Traditionally, researchers have thought that as the brain grows, from birth onward, the child can increase his digit span by one item per year. A one-year-old can repeat back one number; a two-year-old can repeat back two numbers; a five-year-old can repeat back five numbers. It has been thought that the ability to retain sequential items in short-term auditory memory ends at seven years of age; thus, prevailing intellectual wisdom (and Miller’s research) has been that most people can repeat back about seven sequential items — plus or minus two, referred to as “7 + or – 2”; yet, as in all things, some people do a little better, and some do a little worse — but the magic number seven is the average, and describes the ability of most of us.

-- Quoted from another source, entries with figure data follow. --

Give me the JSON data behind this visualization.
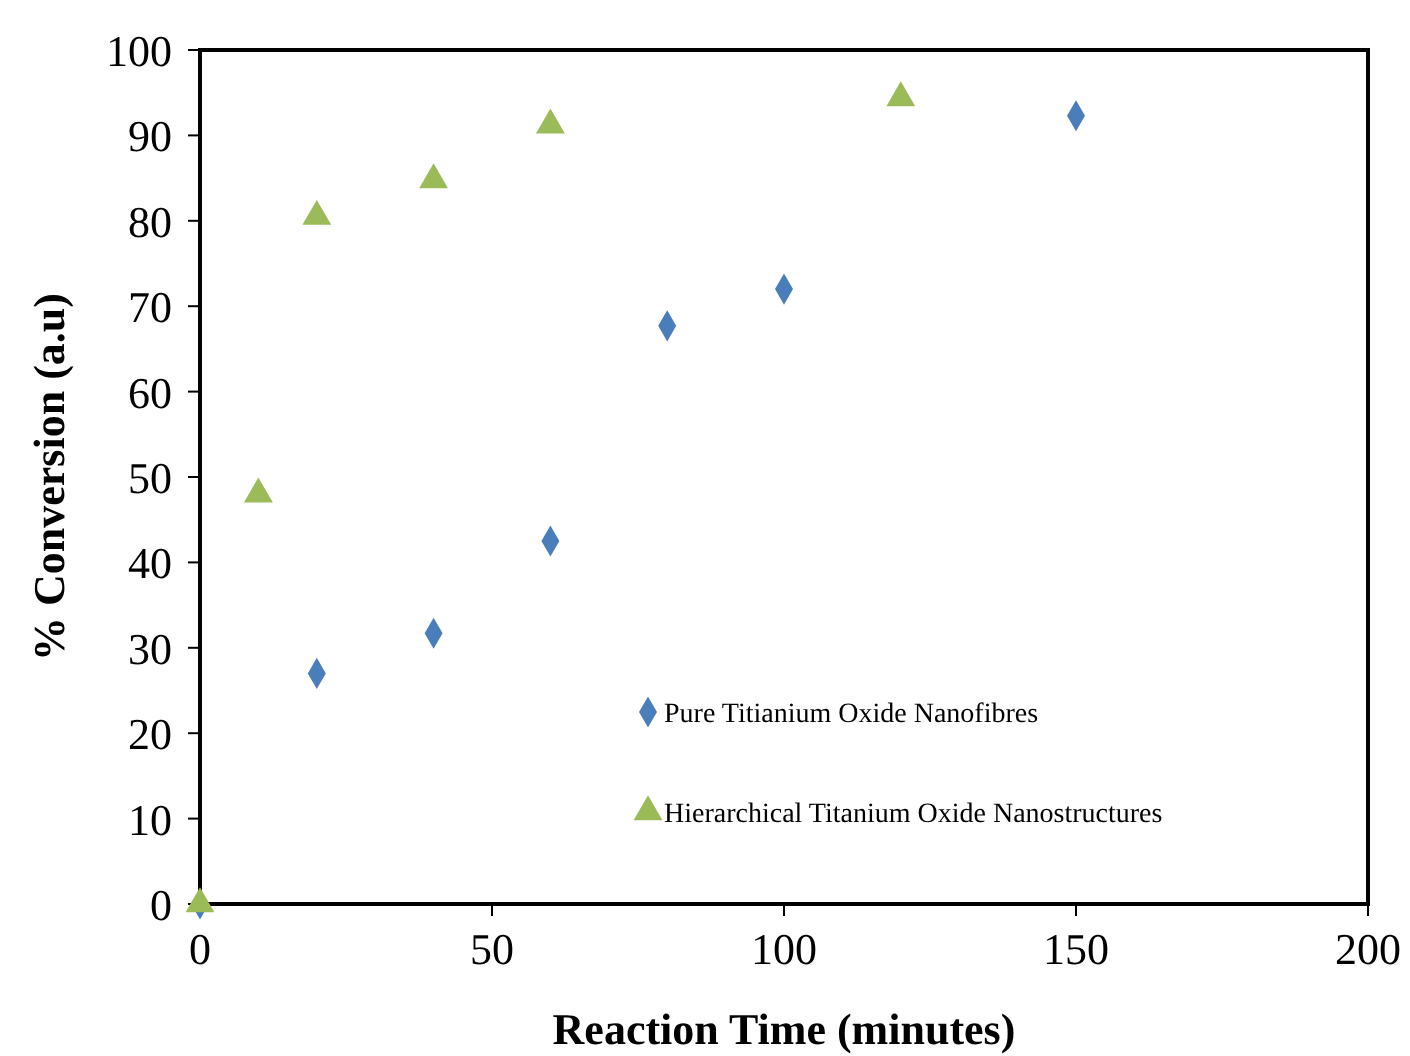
{
  "chart_data": {
    "type": "scatter",
    "xlabel": "Reaction Time (minutes)",
    "ylabel": "% Conversion  (a.u)",
    "xlim": [
      0,
      200
    ],
    "xticks": [
      0,
      50,
      100,
      150,
      200
    ],
    "ylim": [
      0,
      100
    ],
    "yticks": [
      0,
      10,
      20,
      30,
      40,
      50,
      60,
      70,
      80,
      90,
      100
    ],
    "grid": false,
    "legend": "bottom right",
    "series": [
      {
        "name": "Pure Titianium Oxide Nanofibres",
        "color": "#4a7ebb",
        "marker": "diamond",
        "x": [
          0,
          20,
          40,
          60,
          80,
          100,
          150
        ],
        "values": [
          0,
          27,
          31.7,
          42.5,
          67.7,
          72,
          92.3
        ]
      },
      {
        "name": "Hierarchical Titanium Oxide Nanostructures",
        "color": "#9bbb59",
        "marker": "triangle",
        "x": [
          0,
          10,
          20,
          40,
          60,
          120
        ],
        "values": [
          0,
          48,
          80.5,
          84.8,
          91.2,
          94.4
        ]
      }
    ]
  }
}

Or does it? Perhaps in 1956, when George Miller wrote his paper, the average digit span memory was seven; but it is likely that average number is lower in today’s population. With external electronic devices replacing our internal memory systems, we are asking our brains to do less memory-work, and thus, it is likely that our brains have become less efficient or skilled at memory-work. Probably more of us function on the low end of the seven plus or minus two scale than the high end. In giving a number of people a digit span test, I have found that for many, memories are taxed in trying to repeat back seven full digits.

Since Miller’s publication, there has been a wealth of research on digit span, and the correlation of sequential processing ability with intelligence and over-all cognitive functioning. Digit span is taught and used as a standard diagnostic tool in all IQ testing as well as in comprehensive cognitive evaluations. It has been shown that digit span has a high correlation with IQ. A 1996 study compared digit spans and standardized test scores for grades K through 12, and showed that there is, on average, a 3.1 year grade-level-difference in achievement between an auditory digit span of five and an auditory digit span of six. (This would be enough, for example, to bring seventh-grade work up to tenth-grade level.)

It is fair to say that any individual with an auditory or visual digit span under seven digits is functioning with a handicap. Low auditory and visual sequential processing ability is a major contributing factor in almost all learning disabilities.

You can assess your own sequencing ability by simply having someone say a random assortment of numbers to you, one digit a second. Then you repeat the numbers. Start with four digits, and with each success, build up to the next level. When you top off at whatever number you achieve, then continue with the experiment, but now repeat the digits fed to you backwards. It’s much harder, but challenges your brain to not just remember, but to actually manipulate items in short-term memory, to re-position them.

In my next blog, you will read how one man, Bob Doman (Director of the National Association for Child Development), has made a game-change for sequential processing by challenging one major assumption that all researchers and clinicians had previously made — that the digit span capability of an individual is a fixed ability (like over-all IQ).

Until Doman, psychologists assumed that digit span capability — once it topped off at the level achieved around age seven — would not vary from year to year, or even from circumstance to circumstance. Yet, Doman has demonstrated with tens of thousands of people that digit span capability can be improved, and when it is, global changes in functioning are witnessed.